Last week, a subscriber emailed me asking about MCP security. “How can I be sure that the [MCP] contains no malware?” The subscriber comes from a non-technical background and was concerned about using possibly malicious MCPs. I started to think more about the implications of this security concern, especially when it comes to user adoption and enterprise adoption down the line.
Currently, the MCP space is dominated by developers. The majority of people using MCP servers are the same people that are building MCP servers. They understand how they’re built, and they have a better idea on how to filter out malicious MCPs. However, non-technical people like our subscriber might be excited about using MCPs, but may have concerns about security. The MCP community wants greater user adoption, but security must be addressed to achieve that.
The truth is, there currently is no sure-fire way to find out whether a MCP server is safe to use or malicious. Like many apps on the internet today, it’s up to your best judgement to decide whether or not an MCP is safe to use. However, there are a few ways you can protect yourself as a MCP user, and a couple of safeguards that we’ll go over in this article.

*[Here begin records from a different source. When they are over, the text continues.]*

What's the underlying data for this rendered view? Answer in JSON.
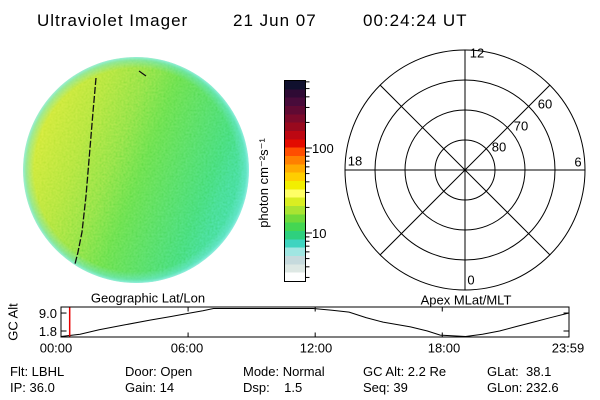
{
  "header": {
    "title": "Ultraviolet Imager",
    "date": "21 Jun 07",
    "time": "00:24:24 UT"
  },
  "status": {
    "rows": [
      [
        "Flt: LBHL",
        "Door: Open",
        "Mode: Normal",
        "GC Alt: 2.2 Re",
        "GLat:  38.1"
      ],
      [
        "IP: 36.0",
        "Gain: 14",
        "Dsp:    1.5",
        "Seq: 39",
        "GLon: 232.6"
      ]
    ]
  },
  "chart_data": [
    {
      "type": "heatmap",
      "name": "uv-full-disk-image",
      "description": "Full-disk ultraviolet image, near-uniform dayglow; yellow-green on left limb, green center, teal toward right limb, cyan fringe at edge; thin dark dashed meridian line on left side",
      "palette_sample": {
        "left": "#d9e832",
        "center": "#57da45",
        "right": "#3ed9a8",
        "rim": "#8ae8d8"
      },
      "overlay_line_color": "#101010"
    },
    {
      "type": "colorbar",
      "scale": "log",
      "unit": "photon cm⁻²s⁻¹",
      "major_ticks": [
        "100",
        "10"
      ],
      "major_tick_values": [
        100,
        10
      ],
      "range_approx": [
        3,
        600
      ],
      "colors": [
        "#10102e",
        "#2e0a34",
        "#480b3a",
        "#600a33",
        "#7c0a2b",
        "#99091e",
        "#bd0712",
        "#e30b00",
        "#ff4e00",
        "#ff8000",
        "#ffaa00",
        "#ffce00",
        "#f2ee00",
        "#ffff66",
        "#d9ee22",
        "#a9e432",
        "#70da3a",
        "#44d652",
        "#2ed07e",
        "#3ed4c0",
        "#a0e6e2",
        "#c6dadd",
        "#dde8e4",
        "#feffff"
      ]
    },
    {
      "type": "polar-grid",
      "title": "Apex MLat/MLT",
      "mlt_labels": {
        "top": "12",
        "left": "18",
        "right": "6",
        "bottom": "0"
      },
      "mlat_rings": [
        80,
        70,
        60,
        50
      ],
      "ring_labels": [
        "60",
        "70",
        "80"
      ],
      "spokes_every_deg": 45
    },
    {
      "type": "line",
      "title": "Geographic Lat/Lon",
      "ylabel": "GC Alt",
      "yticks": [
        "9.0",
        "1.8"
      ],
      "ytick_values": [
        9.0,
        1.8
      ],
      "xticks": [
        "00:00",
        "06:00",
        "12:00",
        "18:00",
        "23:59"
      ],
      "xtick_hours": [
        0,
        6,
        12,
        18,
        23.983
      ],
      "series": [
        {
          "name": "GC Alt (Re)",
          "points": [
            [
              0,
              1.0
            ],
            [
              0.9,
              1.35
            ],
            [
              1.8,
              2.0
            ],
            [
              3,
              3.1
            ],
            [
              4.2,
              4.8
            ],
            [
              5.2,
              6.6
            ],
            [
              6.1,
              9.0
            ],
            [
              6.7,
              11.0
            ],
            [
              7.2,
              13.5
            ],
            [
              11.9,
              13.5
            ],
            [
              12.8,
              11.5
            ],
            [
              13.6,
              9.8
            ],
            [
              14.4,
              6.0
            ],
            [
              15.2,
              4.0
            ],
            [
              16.5,
              2.6
            ],
            [
              17.3,
              1.8
            ],
            [
              17.9,
              1.25
            ],
            [
              19.1,
              1.0
            ],
            [
              19.9,
              1.35
            ],
            [
              20.7,
              1.8
            ],
            [
              21.5,
              2.7
            ],
            [
              22.3,
              4.0
            ],
            [
              23.1,
              5.9
            ],
            [
              23.98,
              9.0
            ]
          ]
        }
      ],
      "marker": {
        "hour": 0.41,
        "color": "#e80000"
      }
    }
  ]
}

MCPs code should always be public source
Most MCPs in its current state are ran locally. When you paste the MCP link into your Claude Desktop or Cursor config like this,
{
"mcpServers": {
"google-maps": {
"command": "npx",
"args": [
"-y",
"@modelcontextprotocol/server-google-maps"
],
}
}
}your client actually installs the code from an open source package manager (NPM) and runs locally in your computer. This means the code you download from NPM is public source (the code is public for everyone to see), which is good for security. Public source means the developer community can see the code and vet the security of the MCP.
As an MCP user, we recommend you use MCPs that have high community engagement on GitHub. Look for MCPs that have a high number of Stars, Forks, and Contributors. If the project has high usage and high community engagement, it’s likely to be safer to use.
MCP Directories
MCP directories are also a good place to find vetted MCP servers. The best curated list of MCP servers is from the official Model Context Protocol servers list, maintained by the creators of MCP. This list is a directory of official integrations maintained by the companies that own them and are safe to use. Some of the popular servers include Slack, Google Maps, and GitHub. We highly recommend you find a server from this list before you look for servers elsewhere.
Another great place to find MCP servers is on Smithery. Smithery is growing to become the central marketplace for MCP servers.
Conclusion
It is ultimately up to you to decide what MCPs are safe to use, and what is suspicious. Don’t give non-trusted MCPs too much access to your computer, or applications. Do some research and use your judgement to filter out malware. Hopefully this article today has provided you with some ways to protect yourself from MCP malware. With the rise of remote MCPs coming soon, security is going to be an increasingly bigger issue. It’s going to be interesting to see how the MCP community tackles these challenges.